How Is Bengali New Year Observed Across the Border?
Pohela Boishakh is celebrated in our neighbouring country of Bangladesh. It is observed as a public holiday there, and Bangladeshis celebrate the festival by preparing traditional foods and singing Tagore’s famous song, ‘Esho Hey Boishakh, Esho Esho’.
Facts About Bengali New Year for Kids
Here are some facts about the Bengali New Year. Read these out to your children to help them learn more about this festival!
- Boishakh is the first month of the Bengali calendar. Pohela Boishakhrefers to the first day of the Boishakh month, which marks the beginning of the New Year.
- Bengalis wish each other on this day by saying “Shubho Noboborsho,” which translates to “Happy New Year”.
- Bengali New Year celebrations usually involve the preparation of traditional Bengali foods.
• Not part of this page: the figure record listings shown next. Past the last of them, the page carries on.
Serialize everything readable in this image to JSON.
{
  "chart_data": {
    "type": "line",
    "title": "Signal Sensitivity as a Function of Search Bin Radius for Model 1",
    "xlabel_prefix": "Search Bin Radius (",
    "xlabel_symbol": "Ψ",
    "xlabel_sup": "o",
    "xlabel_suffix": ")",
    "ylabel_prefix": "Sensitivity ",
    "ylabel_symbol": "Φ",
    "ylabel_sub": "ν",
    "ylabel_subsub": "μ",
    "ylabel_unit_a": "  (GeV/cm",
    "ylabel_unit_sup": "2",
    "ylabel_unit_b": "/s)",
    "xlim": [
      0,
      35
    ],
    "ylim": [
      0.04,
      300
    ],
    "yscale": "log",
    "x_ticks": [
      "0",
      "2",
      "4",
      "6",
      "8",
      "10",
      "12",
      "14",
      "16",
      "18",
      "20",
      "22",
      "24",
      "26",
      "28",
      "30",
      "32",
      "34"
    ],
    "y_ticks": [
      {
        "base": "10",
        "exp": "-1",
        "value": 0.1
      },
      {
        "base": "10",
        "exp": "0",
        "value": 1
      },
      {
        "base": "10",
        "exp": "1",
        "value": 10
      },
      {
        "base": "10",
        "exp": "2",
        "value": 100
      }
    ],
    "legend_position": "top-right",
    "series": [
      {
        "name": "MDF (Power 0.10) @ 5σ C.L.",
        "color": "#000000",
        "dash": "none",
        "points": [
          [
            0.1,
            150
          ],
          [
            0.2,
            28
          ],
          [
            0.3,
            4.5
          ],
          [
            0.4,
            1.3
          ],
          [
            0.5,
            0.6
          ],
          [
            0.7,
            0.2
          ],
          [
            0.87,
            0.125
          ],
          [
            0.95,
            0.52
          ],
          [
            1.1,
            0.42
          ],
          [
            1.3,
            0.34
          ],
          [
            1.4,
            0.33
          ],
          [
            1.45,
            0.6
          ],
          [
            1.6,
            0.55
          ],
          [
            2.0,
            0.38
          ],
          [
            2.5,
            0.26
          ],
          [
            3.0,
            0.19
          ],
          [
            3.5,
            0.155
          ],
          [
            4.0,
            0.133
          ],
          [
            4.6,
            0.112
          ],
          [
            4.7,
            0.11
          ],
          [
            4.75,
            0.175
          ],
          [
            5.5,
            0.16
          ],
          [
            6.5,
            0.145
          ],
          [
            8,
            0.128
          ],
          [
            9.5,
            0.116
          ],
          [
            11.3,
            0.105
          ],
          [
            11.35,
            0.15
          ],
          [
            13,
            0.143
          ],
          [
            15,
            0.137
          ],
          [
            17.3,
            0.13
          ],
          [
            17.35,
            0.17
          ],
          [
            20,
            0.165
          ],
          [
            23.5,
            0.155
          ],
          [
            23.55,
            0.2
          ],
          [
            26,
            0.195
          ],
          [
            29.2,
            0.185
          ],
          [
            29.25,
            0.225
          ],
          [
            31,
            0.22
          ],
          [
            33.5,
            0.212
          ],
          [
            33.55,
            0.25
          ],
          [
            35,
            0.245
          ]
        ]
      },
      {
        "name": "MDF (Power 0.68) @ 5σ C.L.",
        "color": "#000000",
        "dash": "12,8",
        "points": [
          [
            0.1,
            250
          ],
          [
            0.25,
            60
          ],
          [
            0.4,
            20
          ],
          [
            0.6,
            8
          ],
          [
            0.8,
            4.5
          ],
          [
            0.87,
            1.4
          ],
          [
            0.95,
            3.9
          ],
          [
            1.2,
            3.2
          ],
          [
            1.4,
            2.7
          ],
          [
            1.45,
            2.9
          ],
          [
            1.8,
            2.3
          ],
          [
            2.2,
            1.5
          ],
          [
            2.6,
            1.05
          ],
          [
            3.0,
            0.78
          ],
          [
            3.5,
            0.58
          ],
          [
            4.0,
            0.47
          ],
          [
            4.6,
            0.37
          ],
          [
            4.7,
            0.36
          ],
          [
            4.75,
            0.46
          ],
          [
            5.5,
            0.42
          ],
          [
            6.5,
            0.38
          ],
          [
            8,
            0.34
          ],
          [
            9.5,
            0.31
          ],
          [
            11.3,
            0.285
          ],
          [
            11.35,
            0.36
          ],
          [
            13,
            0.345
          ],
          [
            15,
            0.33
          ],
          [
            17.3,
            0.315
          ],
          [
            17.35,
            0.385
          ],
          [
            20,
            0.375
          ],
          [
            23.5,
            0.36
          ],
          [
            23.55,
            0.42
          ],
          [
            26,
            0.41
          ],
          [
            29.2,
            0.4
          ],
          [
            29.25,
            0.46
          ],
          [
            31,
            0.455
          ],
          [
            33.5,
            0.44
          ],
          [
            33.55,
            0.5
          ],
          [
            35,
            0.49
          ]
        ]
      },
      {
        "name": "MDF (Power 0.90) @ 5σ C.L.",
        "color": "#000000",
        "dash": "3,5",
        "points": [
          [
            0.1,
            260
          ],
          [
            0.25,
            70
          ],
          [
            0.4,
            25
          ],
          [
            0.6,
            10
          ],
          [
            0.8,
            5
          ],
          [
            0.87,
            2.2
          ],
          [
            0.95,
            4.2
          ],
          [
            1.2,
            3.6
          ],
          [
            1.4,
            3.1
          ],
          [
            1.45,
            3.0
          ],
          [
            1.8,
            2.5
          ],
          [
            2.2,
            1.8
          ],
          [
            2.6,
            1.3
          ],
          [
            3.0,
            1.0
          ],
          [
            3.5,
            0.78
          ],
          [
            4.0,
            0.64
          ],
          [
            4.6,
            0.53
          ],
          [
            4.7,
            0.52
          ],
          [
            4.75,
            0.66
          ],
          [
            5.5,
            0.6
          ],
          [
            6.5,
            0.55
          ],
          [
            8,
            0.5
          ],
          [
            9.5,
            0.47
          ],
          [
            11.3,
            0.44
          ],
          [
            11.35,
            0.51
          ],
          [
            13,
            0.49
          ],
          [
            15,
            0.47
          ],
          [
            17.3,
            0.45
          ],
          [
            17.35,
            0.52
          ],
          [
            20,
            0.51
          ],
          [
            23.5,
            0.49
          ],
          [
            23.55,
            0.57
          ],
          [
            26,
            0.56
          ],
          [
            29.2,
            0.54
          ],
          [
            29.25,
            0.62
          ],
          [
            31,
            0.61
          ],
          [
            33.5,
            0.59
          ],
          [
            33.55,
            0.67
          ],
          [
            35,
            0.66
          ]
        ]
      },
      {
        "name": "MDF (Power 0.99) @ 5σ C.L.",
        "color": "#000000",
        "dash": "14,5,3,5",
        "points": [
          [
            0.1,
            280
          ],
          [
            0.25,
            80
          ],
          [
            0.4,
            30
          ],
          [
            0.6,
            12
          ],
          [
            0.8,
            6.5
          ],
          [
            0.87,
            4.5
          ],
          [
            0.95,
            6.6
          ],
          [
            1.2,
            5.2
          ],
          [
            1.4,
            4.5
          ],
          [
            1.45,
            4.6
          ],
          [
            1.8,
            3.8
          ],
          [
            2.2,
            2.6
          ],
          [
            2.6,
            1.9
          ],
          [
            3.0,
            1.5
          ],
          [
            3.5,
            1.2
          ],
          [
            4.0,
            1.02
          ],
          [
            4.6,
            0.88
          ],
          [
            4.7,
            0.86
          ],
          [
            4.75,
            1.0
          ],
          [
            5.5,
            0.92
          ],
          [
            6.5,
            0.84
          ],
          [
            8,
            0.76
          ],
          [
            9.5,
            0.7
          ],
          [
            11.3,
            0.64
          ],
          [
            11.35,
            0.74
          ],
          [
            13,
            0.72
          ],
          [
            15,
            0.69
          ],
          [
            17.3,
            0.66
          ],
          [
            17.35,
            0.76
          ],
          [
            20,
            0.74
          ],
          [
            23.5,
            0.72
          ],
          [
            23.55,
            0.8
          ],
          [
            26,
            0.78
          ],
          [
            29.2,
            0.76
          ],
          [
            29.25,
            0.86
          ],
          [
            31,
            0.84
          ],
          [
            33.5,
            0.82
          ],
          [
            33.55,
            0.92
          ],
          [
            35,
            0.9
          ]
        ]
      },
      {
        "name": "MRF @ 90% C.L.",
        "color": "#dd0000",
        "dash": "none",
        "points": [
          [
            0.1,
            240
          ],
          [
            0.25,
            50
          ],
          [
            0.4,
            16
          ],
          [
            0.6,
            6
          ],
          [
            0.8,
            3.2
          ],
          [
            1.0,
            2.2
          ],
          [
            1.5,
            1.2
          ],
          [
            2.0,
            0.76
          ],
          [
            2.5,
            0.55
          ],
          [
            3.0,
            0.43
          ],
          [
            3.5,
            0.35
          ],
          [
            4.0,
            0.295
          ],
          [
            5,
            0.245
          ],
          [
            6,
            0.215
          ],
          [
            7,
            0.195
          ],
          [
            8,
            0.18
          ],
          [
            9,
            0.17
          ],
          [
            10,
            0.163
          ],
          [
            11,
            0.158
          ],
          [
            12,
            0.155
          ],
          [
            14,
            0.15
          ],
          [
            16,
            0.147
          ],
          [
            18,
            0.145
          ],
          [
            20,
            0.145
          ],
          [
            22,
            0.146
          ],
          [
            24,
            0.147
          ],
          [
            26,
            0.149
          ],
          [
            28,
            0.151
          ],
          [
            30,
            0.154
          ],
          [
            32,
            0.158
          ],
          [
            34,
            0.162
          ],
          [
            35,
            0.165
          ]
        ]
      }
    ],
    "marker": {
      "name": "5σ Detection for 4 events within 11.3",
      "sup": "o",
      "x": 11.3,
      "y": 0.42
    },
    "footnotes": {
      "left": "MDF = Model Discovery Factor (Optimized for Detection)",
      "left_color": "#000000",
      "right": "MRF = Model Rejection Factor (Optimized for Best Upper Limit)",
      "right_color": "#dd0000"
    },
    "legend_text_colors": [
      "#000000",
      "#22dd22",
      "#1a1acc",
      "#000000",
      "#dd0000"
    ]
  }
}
People make panta bhat, bhartas, ilish bhaji, and other authentic Bengali dishes on this day.
- Bangla Noboborsho coincides with other regional festivals such as Vishu in Kerala, Baisakhi in Punjab, Bihu in Assam, and Puthandu in Tamil Nadu.
This Bengali New Year, cook delicious savoury and sweet dishes, celebrate with your loved ones, and help out those in need. Spread joy and cheer, and have a healthy and prosperous year ahead. Shubho Noboborsho!